1. Theologische Leitlinien

„Gott hat uns nicht gegeben den Geist der Furcht, son­dern der Kraft und der Liebe und der Besonnenheit.“ (2. Timotheus 1,7)

Aus diesem Geist heraus wollen wir als Evangelische Kirchengemeinde Niederkassel den Bund leben, den Gott mit Israel geschlossen hat und in den wir durch Jesus Christus hinein genommen sind: den Bund der Liebe Gottes zu allen Menschen und seiner ganzen Schöpfung.

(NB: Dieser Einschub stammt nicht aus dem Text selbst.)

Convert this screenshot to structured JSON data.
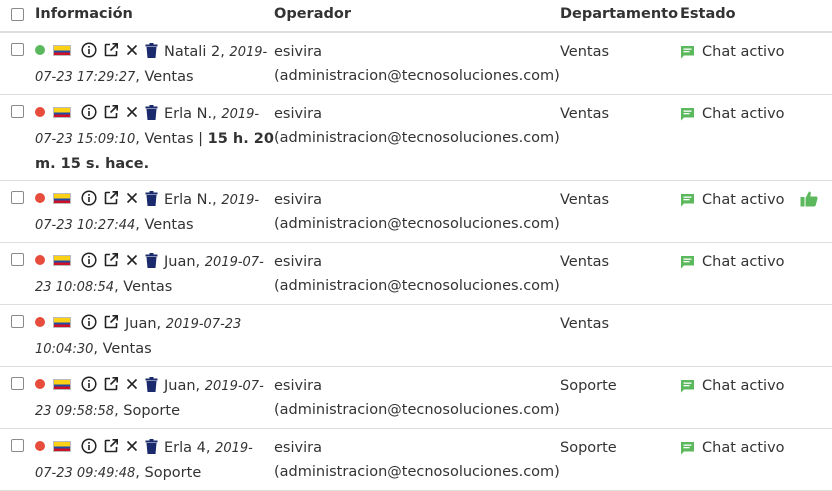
{
  "header": {
    "informacion": "Información",
    "operador": "Operador",
    "departamento": "Departamento",
    "estado": "Estado"
  },
  "colors": {
    "online": "#5cb85c",
    "offline": "#e74c3c",
    "chat_icon": "#5cb85c",
    "trash_icon": "#1a2a6c"
  },
  "rows": [
    {
      "status": "online",
      "name": "Natali 2,",
      "date": "2019-07-23 17:29:27",
      "dept_suffix": ", Ventas",
      "elapsed": "",
      "operator_name": "esivira",
      "operator_email": "(administracion@tecnosoluciones.com)",
      "departamento": "Ventas",
      "estado": "Chat activo",
      "thumb": false
    },
    {
      "status": "offline",
      "name": "Erla N.,",
      "date": "2019-07-23 15:09:10",
      "dept_suffix": ", Ventas",
      "elapsed": "15 h. 20 m. 15 s. hace.",
      "operator_name": "esivira",
      "operator_email": "(administracion@tecnosoluciones.com)",
      "departamento": "Ventas",
      "estado": "Chat activo",
      "thumb": false
    },
    {
      "status": "offline",
      "name": "Erla N.,",
      "date": "2019-07-23 10:27:44",
      "dept_suffix": ", Ventas",
      "elapsed": "",
      "operator_name": "esivira",
      "operator_email": "(administracion@tecnosoluciones.com)",
      "departamento": "Ventas",
      "estado": "Chat activo",
      "thumb": true
    },
    {
      "status": "offline",
      "name": "Juan,",
      "date": "2019-07-23 10:08:54",
      "dept_suffix": ", Ventas",
      "elapsed": "",
      "operator_name": "esivira",
      "operator_email": "(administracion@tecnosoluciones.com)",
      "departamento": "Ventas",
      "estado": "Chat activo",
      "thumb": false
    },
    {
      "status": "offline",
      "name": "Juan,",
      "date": "2019-07-23 10:04:30",
      "dept_suffix": ", Ventas",
      "elapsed": "",
      "operator_name": "",
      "operator_email": "",
      "departamento": "Ventas",
      "estado": "",
      "thumb": false,
      "no_close": true
    },
    {
      "status": "offline",
      "name": "Juan,",
      "date": "2019-07-23 09:58:58",
      "dept_suffix": ", Soporte",
      "elapsed": "",
      "operator_name": "esivira",
      "operator_email": "(administracion@tecnosoluciones.com)",
      "departamento": "Soporte",
      "estado": "Chat activo",
      "thumb": false
    },
    {
      "status": "offline",
      "name": "Erla 4,",
      "date": "2019-07-23 09:49:48",
      "dept_suffix": ", Soporte",
      "elapsed": "",
      "operator_name": "esivira",
      "operator_email": "(administracion@tecnosoluciones.com)",
      "departamento": "Soporte",
      "estado": "Chat activo",
      "thumb": false
    }
  ]
}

Wir können Gottes Liebe nur leben – erwidern und weitergeben (Matthäus 22, 37.39) –, wenn wir uns dem Geist der Liebe ganz öffnen, in ihm bleiben und aus ihm heraus authentisch leben (1. Johannes 4, 16b), so dass Gedanken, Worte und Taten eins werden (Jakobus 1, 22).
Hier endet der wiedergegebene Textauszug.